33. Pintu Yang Sedikit Dibuka.

21.7K 1.2K 101
                                    

Akhirnya setelah menimbang, gw keknya iyain nulis di sana. Toh work gw di sana juga dah ada tiga biji. Yah mo gw taruh di sana adalah, si Om Sandy. Sang sugar Daddy.

Karena yang dipasang adalah sugar Daddy lawan ayam kampus, jadinya ya banyak nganu, scene yang anget kuku bikin kipas-kipas. Cemana lagi. Makanya mo gw taruh di sini agak nganu, takut lapak gw kepanasan kena global warming.

Tak hanya yang nganu2, tapi sisi om Sandy sebagai proxy juga bakal gw kupas. Kek apaan sih proxy itu, kerjanya kek mana, tugasnya trus nganu2nya. Gitu deh keknya.

Pertanyaannya, bakal nyamper kagak lu?

Beklahhh, kembali ke kisah kawannya om Sandy ini, teman sejati sepanjang masa. Alec Andreas yang mengejar cinta.

👇👇👇👇👇👇👇👇👇👇👇👇
_____________________________________________
_____________________________________________

Sepanjang malam Alec tidak tidur, setelah berpanik ria di ruang emergency, Alec masih terus mengawasi Aleccia selama observasi. Semalaman pikirannya kacau.
Jully juga sama kacaunya, rencananya dia baru pulang keesokan harinya, mendengar kabar dari Alec Jully langsung pulang malam itu juga, tidak lupa dia menumpahkan kemarahannya kepada Alec di sepanjang perjalanannya.

Sekarang Alec menatap lurus ke depan, ranjang putrinya. Dia sudah bangun, dan sedang asyik bermain game di smartphone dia. Begitu santainya seperti tidak terjadi apa-apa. Alec tidak tau harus bicara apalagi. Tadi malam dia hampir mati karena gagal napas, sekarang sudah asyik main game. Sementara bapaknya disini nyawanya yang separuh belum juga kembali.

Jadi bapak segini amat susahnya, Alec berulangkali mengusap wajahnya. Perutnya berulang kali berkeruyuk.

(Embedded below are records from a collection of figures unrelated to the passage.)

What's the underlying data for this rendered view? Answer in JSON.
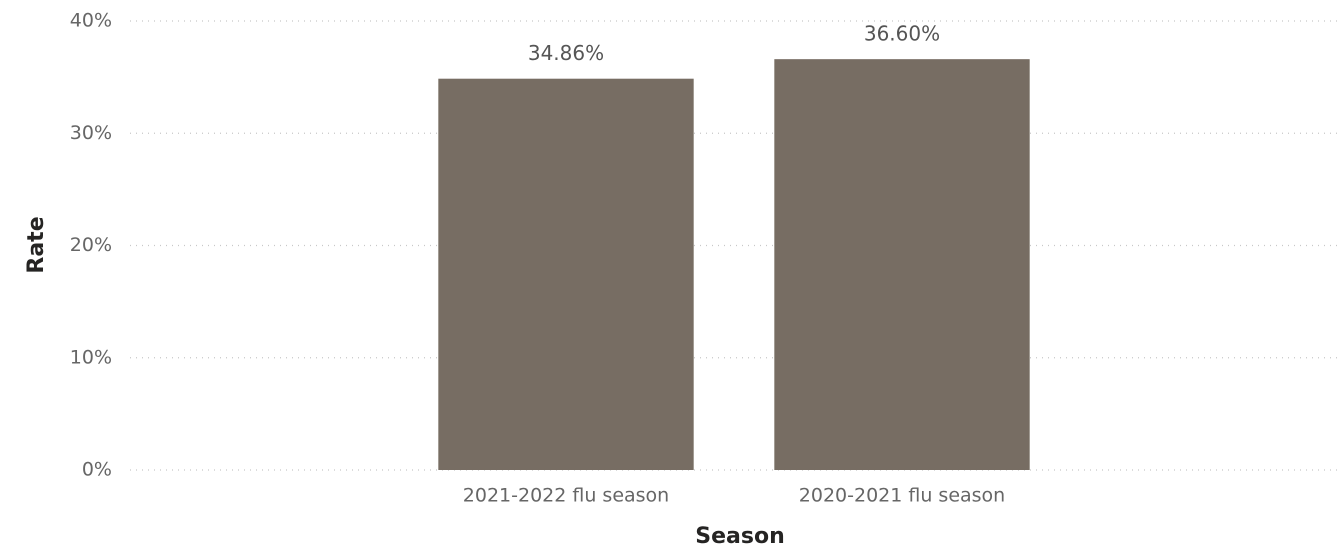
{
  "chart_data": {
    "type": "bar",
    "x_label": "Season",
    "y_label": "Rate",
    "categories": [
      "2021-2022 flu season",
      "2020-2021 flu season"
    ],
    "values": [
      34.86,
      36.6
    ],
    "value_labels": [
      "34.86%",
      "36.60%"
    ],
    "color": "#776d63",
    "ylim": [
      0,
      40
    ],
    "yticks": [
      {
        "value": 0,
        "label": "0%"
      },
      {
        "value": 10,
        "label": "10%"
      },
      {
        "value": 20,
        "label": "20%"
      },
      {
        "value": 30,
        "label": "30%"
      },
      {
        "value": 40,
        "label": "40%"
      }
    ],
    "grid": true
  }
}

Herannya Alec sama sekali tidak ingin makan.

"Daddy, aku mau es krim strawberry," pinta Aleccia sambil terus bermain.

"Sementara makan saja menu yang di sediakan rumah sakit Aleccia," jawab Alec pelan.

"Aku tidak suka bubur, aku tidak suka sup," jawab Aleccia ngeles.

"Minum saja susunya," jawab Alec menahan kesabaran.

"Aku mau es krim Daddy, lebih segar," tolak Aleccia ngeyel.

Alec memejamkan matanya, dia berusaha menahan kesabarannya. Alec yang biasa temperamen, harus bisa lebih sabar. Apalagi menghadapi putrinya. "Nanti, setelah dokter bilang Aleccia sudah bisa pulang. Kita beli es krim," jawabmya mengalah.

"Oke," jawab Aleccia.

Fiuh dada Alec terasa lega. Menghadapi putrinya memang harus bisa memanipulasi kata. Jangan bilang tidak, dia hanya akan merengek dan marah.

***

Seperti yang diduga oleh Alec. Jully datang dengan segala kemurkaannya. Dia memang selalu bersikap frontal tentang semua yang berhubungan dengan putrinya. Seperti induk ayam yang sedang mengerami telurnya, galak. Dengan seksama Jully melihat Aleccia, juga monitor di sebelahnya. Baru setelah itu Jully memeluk dan mengelus kepala putrinya. Wajah panik seorang ibu terlihat jelas sekali.

"Kamu memang sudah menjelaskannya di telpon, tapi aku ingin bertanya lagi. Apa instruksiku sebelum berangkat kurang jelas?!" Jully bertanya tapi dengan nada menuduh.

"Instruksi apa? Aku tidak mengerti," balas Alec bingung.

"Aku sudah memberitahumu semua keperluan Aleccia. Semuanya. Bahkan alerginya," kata Jully berapi-api.

"Kamu memang bilang Aleccia ada alergi, sengatan lebah bukannya hanya menimbulkan nyeri dan bengkak saja?" Alec masih juga tidak paham.

Jully semakin marah. "Itu kalo kamu yang disengat. Kalo anakmu, gejalanya akan terlihat sangat cepat, jalur napasnya membengkak. Dia bisa berhenti bernapas. Apa kamu tidak dengar dokternya bilang tadi malam dia sudah hampir gagal napas?! Putrimu bisa mati Alec ... !!" Jully tidak bisa menahan marahnya, berteriak dan akhirnya menangis.